Yesterday as I headed south to Libby's. I flipped my car into manual transmission mode. I love it that this car has both. I got to really thinking about how I like to push a car to its limits particularly in a standard. And it suddenly came to mind, what are things that feed your true self? The activities that bring you to life and make you feel truly alive? What gives you that burning sensation in your chest that you're touching upon something that brings the blood rushing?
Everyone has them. The boys were particularly quiet playing with Star Wars toys in the back seat so I let my mind wander as I ate up the miles to Chickasha. Going 81 always has its perks. Being that it's a two lane highway through farm land always sends me introspective on myself. And also the fact that you can sort of "experiment" with your vehicle without too much concern for the po po. ;)

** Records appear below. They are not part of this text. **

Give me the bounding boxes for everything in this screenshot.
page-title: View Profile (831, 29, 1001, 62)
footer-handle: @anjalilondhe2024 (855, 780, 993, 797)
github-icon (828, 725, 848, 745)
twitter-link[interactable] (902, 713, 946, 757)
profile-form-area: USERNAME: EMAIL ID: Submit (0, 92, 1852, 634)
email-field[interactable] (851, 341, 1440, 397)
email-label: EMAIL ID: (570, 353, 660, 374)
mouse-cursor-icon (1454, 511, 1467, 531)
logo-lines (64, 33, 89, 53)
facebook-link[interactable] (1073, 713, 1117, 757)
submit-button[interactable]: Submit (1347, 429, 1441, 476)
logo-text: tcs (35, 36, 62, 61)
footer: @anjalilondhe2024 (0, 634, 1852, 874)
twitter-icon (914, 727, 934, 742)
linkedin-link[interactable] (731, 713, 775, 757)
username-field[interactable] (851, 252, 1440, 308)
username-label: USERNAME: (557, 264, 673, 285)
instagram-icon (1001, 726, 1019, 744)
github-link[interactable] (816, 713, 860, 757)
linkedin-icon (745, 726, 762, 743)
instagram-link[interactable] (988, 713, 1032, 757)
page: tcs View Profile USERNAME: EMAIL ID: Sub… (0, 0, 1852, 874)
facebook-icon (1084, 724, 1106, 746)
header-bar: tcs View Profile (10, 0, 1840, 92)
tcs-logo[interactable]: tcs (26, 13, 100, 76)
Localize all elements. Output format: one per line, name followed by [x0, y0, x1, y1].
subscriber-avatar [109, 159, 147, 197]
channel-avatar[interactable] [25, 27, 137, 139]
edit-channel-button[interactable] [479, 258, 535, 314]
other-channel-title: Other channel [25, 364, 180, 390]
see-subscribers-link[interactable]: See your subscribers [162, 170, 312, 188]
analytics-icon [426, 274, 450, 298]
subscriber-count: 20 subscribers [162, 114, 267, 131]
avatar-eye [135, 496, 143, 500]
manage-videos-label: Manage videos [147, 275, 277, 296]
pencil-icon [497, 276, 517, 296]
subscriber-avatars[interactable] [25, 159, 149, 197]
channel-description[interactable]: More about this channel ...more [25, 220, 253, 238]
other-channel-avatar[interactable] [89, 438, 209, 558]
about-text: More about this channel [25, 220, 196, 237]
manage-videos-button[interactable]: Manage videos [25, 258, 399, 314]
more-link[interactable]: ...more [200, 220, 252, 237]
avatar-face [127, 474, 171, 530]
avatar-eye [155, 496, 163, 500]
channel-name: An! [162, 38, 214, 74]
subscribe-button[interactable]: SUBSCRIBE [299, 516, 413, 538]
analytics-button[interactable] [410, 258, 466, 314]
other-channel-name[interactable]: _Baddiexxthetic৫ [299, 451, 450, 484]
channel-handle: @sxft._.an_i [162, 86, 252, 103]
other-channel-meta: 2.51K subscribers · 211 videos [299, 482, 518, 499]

So I thought of how others feed themselves, their inner selves...Rick loves to create and recreate with his hands. My Dad loves to EXPLORE anything and everything, walk, hike...I have friends who love photography. Libby loves to PAINT....My Mom likes to do graphic design. It all feeds who they are in their core.
Here's my list:
1. Driving a stick and making the machine work at my bidding
2. Riding a horse and being in sync with this large animal, talking without words
3. Walking alone in a pasture and stopping to hear and see but only in Graham for some reason
4. Reading something challenging and inspiring, thinking on it, applying it
5. Studying God's word and seeing it's seamless story
6. Taking time to stop and really study something and learn in a museum, whether art or exhibit
7. Taking just the right photograph and getting lost in the view from the lense
8. Travel and silence, taking in a place that is not familiar in the least, hearing the noises, the people, the smells
9. Garden work, uninterrupted, digging and planting, pulling and taming
I was telling Rick yesterday...about this concept and something I gleaned from thinking on it. I was a bit surprised to notice that I tend to feel most myself with independent activities like those I've listed above, many of which involve getting lost in my own moment.
The experience isn't corporate although I like company. But part of me is very in tune with time that is just me. Maybe this is why there are times I get so crazy being at home with the kids that I want to just run. Maybe this is why there have been many times that I've just pulled away from others...from a sense of feeling smothered or too in demand. I tend to return...but it's cyclical. I tend to sort of wax and wane. It's good to have time to one's self now and then. Truly it makes me a better giver to give this to myself when I can. It also calls me to a deeper understanding although not perfect and many times tainted of who I am and how this whole world comes together. Many times I feel God in a way not easily defined. It's like the whole things from Chariots of Fire...when the Eric says he runs to feel God's pleasure. That really really speaks to me.
Could it be that God is all of our personalities rolled into one...that He pours into us His own characteristics and likes and dislikes and that each of us is a piece of Himself in this way...the desire to feel speed and control, the need to talk without words, the seeker of beauty, the explorer or what have you? I certainly am convinced.